Alexey Krasheninnikov: VERFLUCHTE TAGE

Leseoper für Vorleser, Tenor, Sopran und Kammermusikensemble
Text und Musik von Alexey Krasheninnikov (2015)

Die Grundlage des Werkes bilden die Tagebücher des großen russischen Schriftstellers Ivan Bunin, die Anfang des 20. Jahrhunderts zur Zeit der Sozialistischen Revolution in Russland geschrieben wurden. Der Text spiegelt die Auffassung russischer Intellektueller vor der Revolution wider, ihre tiefe Besorgnis über das Schicksal der Heimat, die Verzweiflung über die in ihrer Wahrnehmung schrecklichen Tragödie, die das Land heimgesucht hat, der Hass und die Ablösung von allem, was mit der Revolution verbunden ist. Das Begreifen der eigenen Machtlosigkeit und das Gefühl, dass das Russland, das mit der neuen Volksmacht vernichtet wurde, unwiederbringlich verloren gegangen ist.  – All das, was den Schriftsteller sowie Millionen seiner Landsleute gezwungen hat, die Heimat für immer zu verlassen.
Die textliche Grundlage bilden Ausschnitte aus den Tagebüchern Ivan Bunins, die vom Vorleser vorgetragen werden. Darüber hinaus werden einige Gedichte russischer Dichter des 19. und 20. Jahrhunderts (Majakowski, Bunin, Mereschkowski) wie auch Kirchenlieder aus dem 14.-16. Jahrhundert verwendet, die sowohl gesungen als auch vorgelesen werden. Zudem ist eine historische Aufnahme von Wladimir Lenins berühmter Rede „Was heißt Sowjetmacht?“ zu hören.
Der Komponist ergänzt seine Komposition um direkte Zitate wie „Tapfer, Genossen, im Gleichschritt!“ (ein berühmter Marsch der Revolutionszeit), „Ach, Äpfelchen…“ (populäres Lied des russischen Lumpenproletariats am Anfang des 20. Jahrhunderts), „Meine sündige Seele“ (Nördlicher geistiger Vers des 14.-16. Jahrhunderts).   

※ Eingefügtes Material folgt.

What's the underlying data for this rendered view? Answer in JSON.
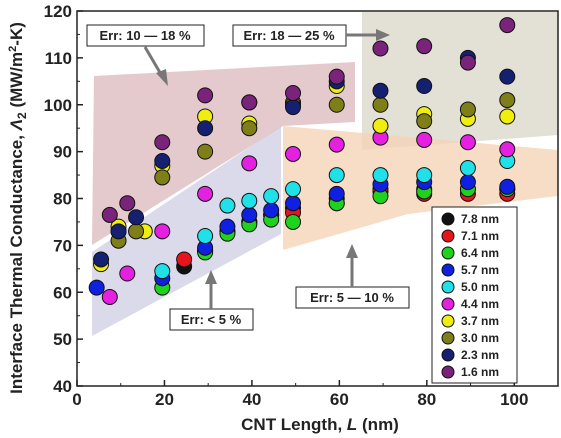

Alexander Shchetynsky: INTERRUPTED LETTER
Opernphantasie in einem Akt, sieben Episoden für Bariton, Tenor, Sopran und Ensemble
Text und Musik von Alexander Shchetynsky (2013)

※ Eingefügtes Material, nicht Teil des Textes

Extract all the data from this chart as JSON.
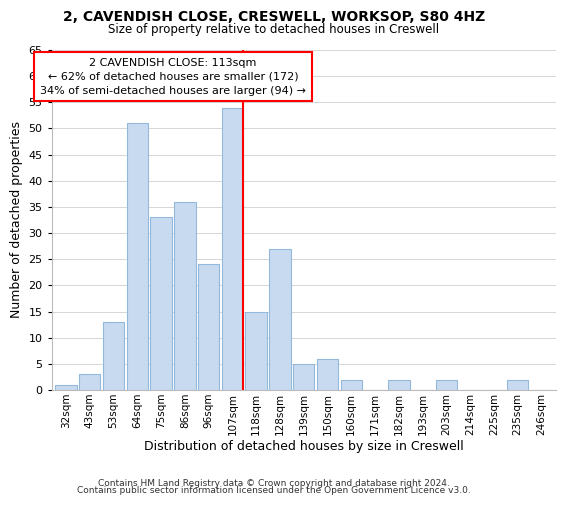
{
  "title1": "2, CAVENDISH CLOSE, CRESWELL, WORKSOP, S80 4HZ",
  "title2": "Size of property relative to detached houses in Creswell",
  "xlabel": "Distribution of detached houses by size in Creswell",
  "ylabel": "Number of detached properties",
  "bar_color": "#c8daf0",
  "bar_edge_color": "#92b8dc",
  "bins": [
    "32sqm",
    "43sqm",
    "53sqm",
    "64sqm",
    "75sqm",
    "86sqm",
    "96sqm",
    "107sqm",
    "118sqm",
    "128sqm",
    "139sqm",
    "150sqm",
    "160sqm",
    "171sqm",
    "182sqm",
    "193sqm",
    "203sqm",
    "214sqm",
    "225sqm",
    "235sqm",
    "246sqm"
  ],
  "values": [
    1,
    3,
    13,
    51,
    33,
    36,
    24,
    54,
    15,
    27,
    5,
    6,
    2,
    0,
    2,
    0,
    2,
    0,
    0,
    2,
    0
  ],
  "vline_x_index": 7,
  "annotation_title": "2 CAVENDISH CLOSE: 113sqm",
  "annotation_line1": "← 62% of detached houses are smaller (172)",
  "annotation_line2": "34% of semi-detached houses are larger (94) →",
  "ylim": [
    0,
    65
  ],
  "yticks": [
    0,
    5,
    10,
    15,
    20,
    25,
    30,
    35,
    40,
    45,
    50,
    55,
    60,
    65
  ],
  "footer1": "Contains HM Land Registry data © Crown copyright and database right 2024.",
  "footer2": "Contains public sector information licensed under the Open Government Licence v3.0."
}
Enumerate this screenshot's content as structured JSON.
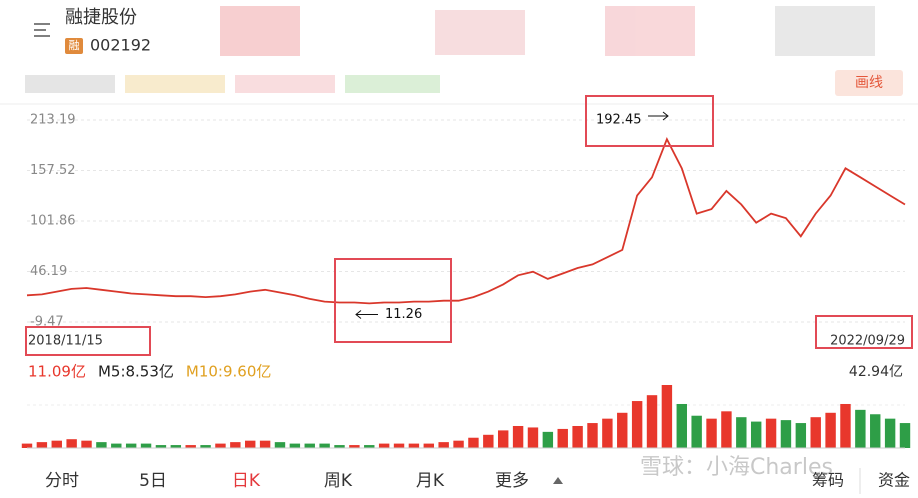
{
  "header": {
    "name": "融捷股份",
    "badge": "融",
    "code": "002192",
    "draw_line": "画线"
  },
  "chart_data": [
    {
      "type": "line",
      "ylim": [
        -9.47,
        213.19
      ],
      "yticks": [
        213.19,
        157.52,
        101.86,
        46.19,
        -9.47
      ],
      "grid": true,
      "date_labels": [
        "2018/11/15",
        "2022/09/29"
      ],
      "annotations": [
        {
          "text": "192.45",
          "index": 43
        },
        {
          "text": "11.26",
          "index": 22
        }
      ],
      "series": [
        {
          "color": "#d9372b",
          "values": [
            20,
            21,
            24,
            27,
            28,
            26,
            24,
            22,
            21,
            20,
            19,
            19,
            18,
            19,
            21,
            24,
            26,
            23,
            20,
            16,
            13,
            12,
            12,
            11,
            12,
            12,
            13,
            13,
            14,
            14,
            18,
            24,
            32,
            42,
            46,
            38,
            44,
            50,
            54,
            62,
            70,
            130,
            150,
            192,
            160,
            110,
            115,
            135,
            120,
            100,
            110,
            105,
            85,
            110,
            130,
            160,
            150,
            140,
            130,
            120
          ]
        }
      ]
    },
    {
      "type": "bar",
      "ylim": [
        0,
        42.94
      ],
      "max_label": "42.94亿",
      "up_color": "#e8372c",
      "down_color": "#2e9e47",
      "legend": [
        {
          "text": "11.09亿",
          "color": "#e8372c"
        },
        {
          "text": "M5:8.53亿",
          "color": "#222222"
        },
        {
          "text": "M10:9.60亿",
          "color": "#e0a020"
        }
      ],
      "values": [
        3,
        4,
        5,
        6,
        5,
        4,
        3,
        3,
        3,
        2,
        2,
        2,
        2,
        3,
        4,
        5,
        5,
        4,
        3,
        3,
        3,
        2,
        2,
        2,
        3,
        3,
        3,
        3,
        4,
        5,
        7,
        9,
        12,
        15,
        14,
        11,
        13,
        15,
        17,
        20,
        24,
        32,
        36,
        42.94,
        30,
        22,
        20,
        25,
        21,
        18,
        20,
        19,
        17,
        21,
        24,
        30,
        26,
        23,
        20,
        17
      ]
    }
  ],
  "tabs": {
    "items": [
      "分时",
      "5日",
      "日K",
      "周K",
      "月K",
      "更多"
    ],
    "selected": 2,
    "right": [
      "筹码",
      "资金"
    ]
  },
  "watermark": "雪球：小海Charles"
}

Im Zentrum der Handlung steht der große ukrainische Nationaldichter Taras Shevchenko (1814 – 1861). In den späten 1840er Jahren vom Zaren aufgrund geheimer politischer Aktivitäten und kritischer Gedichte in entlegene Winkel Russlands verbannt, fristet er ein Dasein in der zentralasiatischen Garnison. Stift und Papier sind ihm verboten, dennoch findet er Möglichkeiten, zu schreiben und mit seinen Freunden in der fernen Heimat zu korrespondieren. Das Schreiben gestaltet sich schwierig, Erinnerungen und unvorhergesehene Ereignisse unterbrechen sein Vorhaben.

Wladimir Pantchev: EMIGRANTEN
Kammermusikspiel in einem Akt für Bariton, Tenor und Ensemble
Text nach Motiven des gleichnamigen Schauspiels von Slawomir Mrozek, Musik von Wladimir Pantchev (2012-2013)

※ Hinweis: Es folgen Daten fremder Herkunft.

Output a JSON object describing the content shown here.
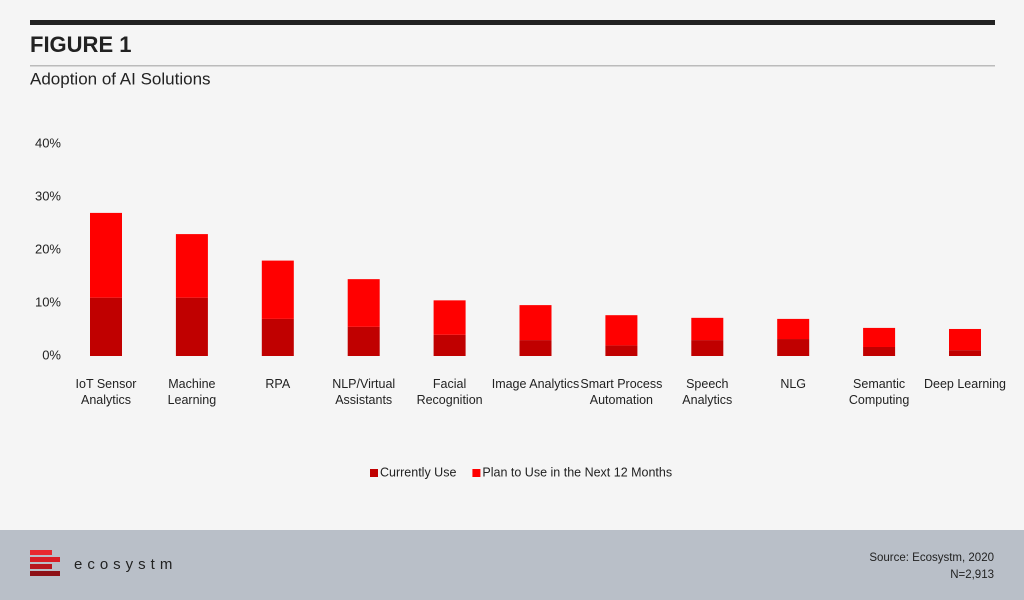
{
  "header": {
    "figure": "FIGURE 1"
  },
  "chart_data": {
    "type": "stacked_bar",
    "title": "Adoption of AI Solutions",
    "categories": [
      "IoT Sensor Analytics",
      "Machine Learning",
      "RPA",
      "NLP/Virtual Assistants",
      "Facial Recognition",
      "Image Analytics",
      "Smart Process Automation",
      "Speech Analytics",
      "NLG",
      "Semantic Computing",
      "Deep Learning"
    ],
    "series": [
      {
        "name": "Currently Use",
        "color": "#c00000",
        "values": [
          11,
          11,
          7,
          5.5,
          4,
          3,
          2,
          3,
          3.2,
          1.7,
          1.1
        ]
      },
      {
        "name": "Plan to Use in the Next 12 Months",
        "color": "#ff0000",
        "values": [
          16,
          12,
          11,
          9,
          6.5,
          6.6,
          5.7,
          4.2,
          3.8,
          3.6,
          4
        ]
      }
    ],
    "ylim": [
      0,
      40
    ],
    "yticks": [
      {
        "value": 0,
        "label": "0%"
      },
      {
        "value": 10,
        "label": "10%"
      },
      {
        "value": 20,
        "label": "20%"
      },
      {
        "value": 30,
        "label": "30%"
      },
      {
        "value": 40,
        "label": "40%"
      }
    ],
    "grid": false,
    "legend": "bottom"
  },
  "footer": {
    "brand": "ecosystm",
    "source": "Source: Ecosystm, 2020",
    "sample": "N=2,913"
  }
}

„Weshalb bist‘ geflohen? Ging’s dir schlecht zu Hause?“ - „Man flieht nicht irgendwohin, man flieht vor irgendwas.“ (Slawomir Mrozek)
Viele Menschen emigrieren Ende des zwanzigsten und Anfang des einundzwanzigsten Jahrhunderts nach Europa. Sie erhoffen sich eine bezahlte Anstellung – dies bleibt Illusion; eine gute Wohnung – dies bleibt Illusion; sie versuchen ihre wirtschaftliche Situation zu verbessern – dies bleibt Illusion.
Wladimir Pantchevs Werk dreht sich um zwei Männer unterschiedlicher Herkunkft, die sich eine gemeinsame Wohnung teilen, was mitunter zu durchaus komischen Situationen führt. Das Exilantenschicksal bleibt die einzige Verbindung der Wohnungskollegen. Zu groß und unüberwindbar sind die Unterschiede, die Illusionen,
jeder bleibt für sich allein. „I would be with night alone.“ (Khalil Gibran)
Kompositorisch bedient sich Wladimir Pantchev der musikalischen Collage. Verschiedene Zitate aus klassischen Opernwerken kann das Publikum selbst entdecken. Diese Assoziationen sollen dazu beitragen, die komische wie auch tragische Dimension des Stückes besser wahrnehmen zu könnnen.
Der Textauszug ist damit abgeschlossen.